Extraction Guide
Upload your documents, describe what you need, and download structured Excel data — it only takes a few clicks
Quick Start
Upload files
PDFs or images containing the data you want to extract.
Describe what to extract
Optionally provide a prompt in your own words — or let the AI decide.
Download your spreadsheet
Your extracted data, structured in a downloadable Excel file.
Uploads
Upload PDFs and images for extraction — from a single document to thousands at once.
Supported File Types
PDF Files
- Regular & scanned PDFs
- Up to 150MB per file
- Up to 5,000 pages long
- Can contain multiple invoices
Images
- JPG and PNG files
- Up to 5MB per file
- One invoice per image
Batch Processing
Process up to 6000 documents in a single extraction task. Need larger batches? Message us and we can accommodate your needs.
Upload batches exactly as you receive them. The AI can handle invoices, credit notes, and statements in the same job, applying different rules to each. Email cover pages, remittance advice, and other non-invoice pages can be automatically filtered out via your prompt. See Prompt Capabilities for examples.
Prompt
Tell the AI what to extract — from a simple list of fields to detailed business rules.
Let AI Write Your Prompt
Not sure where to start? Upload your files, click Suggest prompt, and the AI generates a tailored extraction prompt for you.
How it works
- The AI examines your documents to identify key data points
- A tailored extraction prompt is generated automatically
- Review and adjust, then save to your library for reuse
Writing Prompts
Start simple and add detail when you need precise control. When your prompt leaves something unspecified, the system uses conservative, accounting-friendly judgment.
Simple Prompts
List the fields you need. The AI selects formats and handles document structure.
“Extract invoice number, invoice date, vendor name, net amount, tax, total”
→ AI returns exactly these fields, correctly formatted
“I’m processing invoices for payment. Extract invoice number, date, vendor, amount due, payment terms”

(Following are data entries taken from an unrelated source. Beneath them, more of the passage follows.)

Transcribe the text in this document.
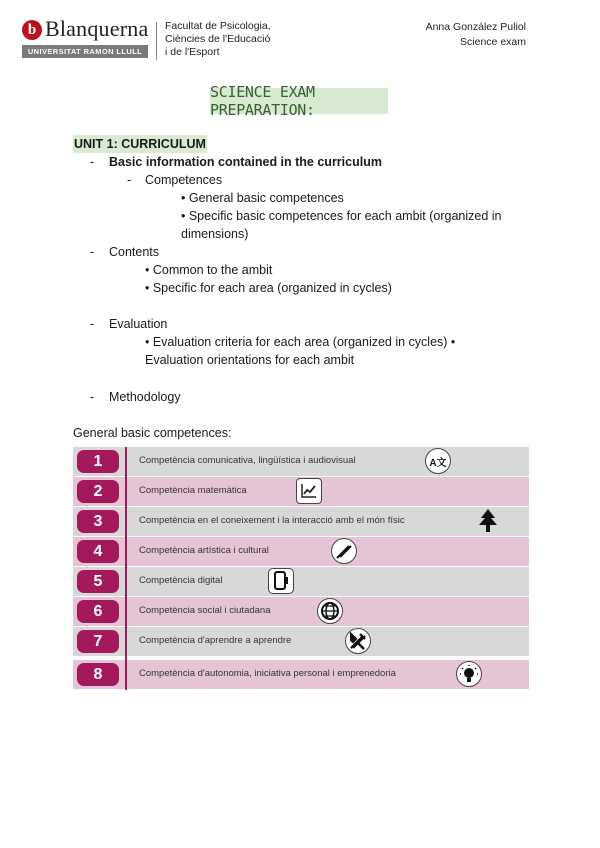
b Blanquerna
UNIVERSITAT RAMON LLULL
Facultat de Psicologia,
Ciències de l'Educació
i de l'Esport
Anna González Puliol
Science exam
SCIENCE EXAM PREPARATION:
UNIT 1: CURRICULUM
- Basic information contained in the curriculum
- Competences
• General basic competences
• Specific basic competences for each ambit (organized in
dimensions)
- Contents
• Common to the ambit
• Specific for each area (organized in cycles)
- Evaluation
• Evaluation criteria for each area (organized in cycles) •
Evaluation orientations for each ambit
- Methodology
General basic competences:
1	Competència comunicativa, lingüística i audiovisual	A文
2	Competència matemàtica
3	Competència en el coneixement i la interacció amb el món físic
4	Competència artística i cultural
5	Competència digital
6	Competència social i ciutadana
7	Competència d'aprendre a aprendre
8	Competència d'autonomia, iniciativa personal i emprenedoria
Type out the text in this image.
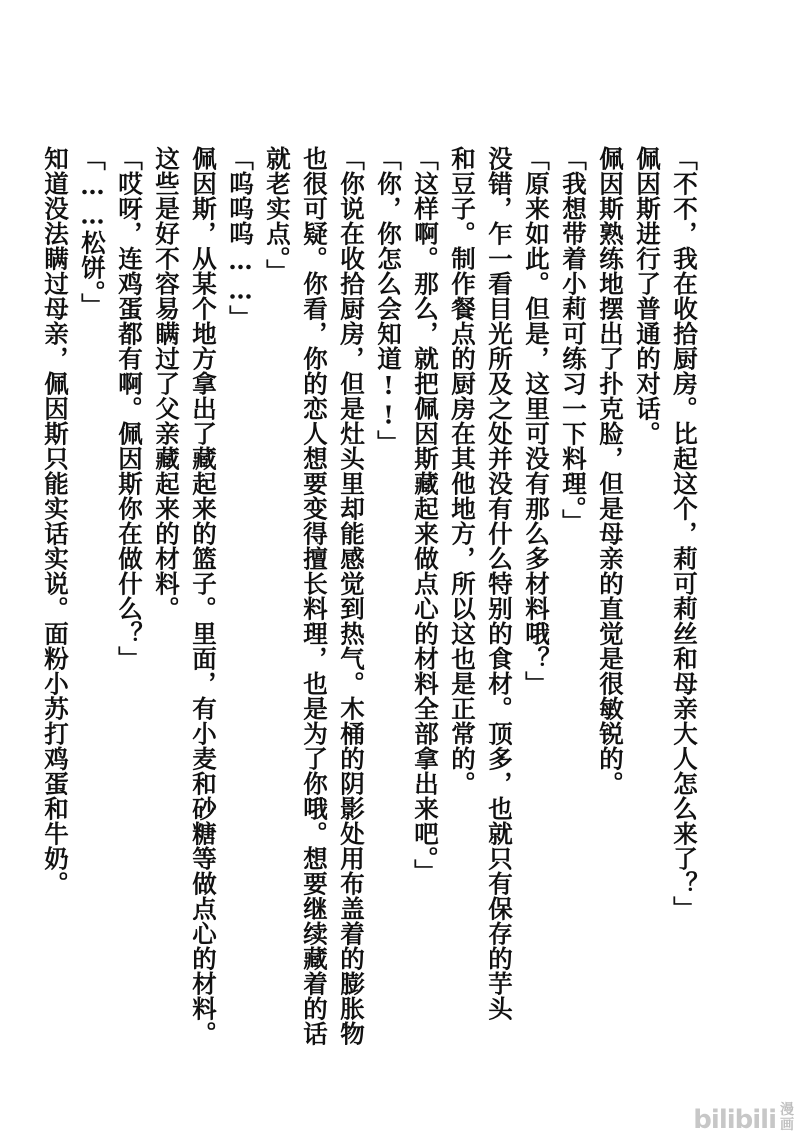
「不不，我在收拾厨房。比起这个，莉可莉丝和母亲大人怎么来了？」
佩因斯进行了普通的对话。
佩因斯熟练地摆出了扑克脸，但是母亲的直觉是很敏锐的。
「我想带着小莉可练习一下料理。」
「原来如此。但是，这里可没有那么多材料哦？」
没错，乍一看目光所及之处并没有什么特别的食材。顶多，也就只有保存的芋头
和豆子。制作餐点的厨房在其他地方，所以这也是正常的。
「这样啊。那么，就把佩因斯藏起来做点心的材料全部拿出来吧。」
「你，你怎么会知道!!」
「你说在收拾厨房，但是灶头里却能感觉到热气。木桶的阴影处用布盖着的膨胀物
也很可疑。你看，你的恋人想要变得擅长料理，也是为了你哦。想要继续藏着的话
就老实点。」
「呜呜呜……」
佩因斯，从某个地方拿出了藏起来的篮子。里面，有小麦和砂糖等做点心的材料。
这些是好不容易瞒过了父亲藏起来的材料。
「哎呀，连鸡蛋都有啊。佩因斯你在做什么？」
「……松饼。」
知道没法瞒过母亲，佩因斯只能实话实说。面粉小苏打鸡蛋和牛奶。
bilibili 漫
画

→ Goal helps AI handle edge cases; listed fields define the output
“Extract line items: description, quantity, unit price, line total”
→ AI creates one row per line item with invoice details repeated
Detailed Prompts
Define exact fields, formats, and business rules for repeatable, auditable workflows.
“I'm preparing AP data for our month-end close.
Extract:
- Invoice Number (alphanumeric, top-right)
- Invoice Date (YYYY-MM-DD)
- Vendor Legal Name (prefer extracting from footer)
- Net Amount (pre-tax invoice total)
- VAT Rate (if no VAT is listed use 0, use Excel type percentage)
- VAT Amount (if no VAT is present use 0)
- Total Amount (invoice final total)
- Document Type (classify as Invoice or Credit Note)
- - For credit notes prefix Invoice Number with 'CR-' and show amounts as negative.
- - One row for each invoice or credit note.
- - Skip any pages that are email cover sheets or summary pages.”
Describe Your Goal for Smarter Results
Adding context about your finance process helps the AI handle edge cases you haven't anticipated.
“Extract invoice number, date, and total”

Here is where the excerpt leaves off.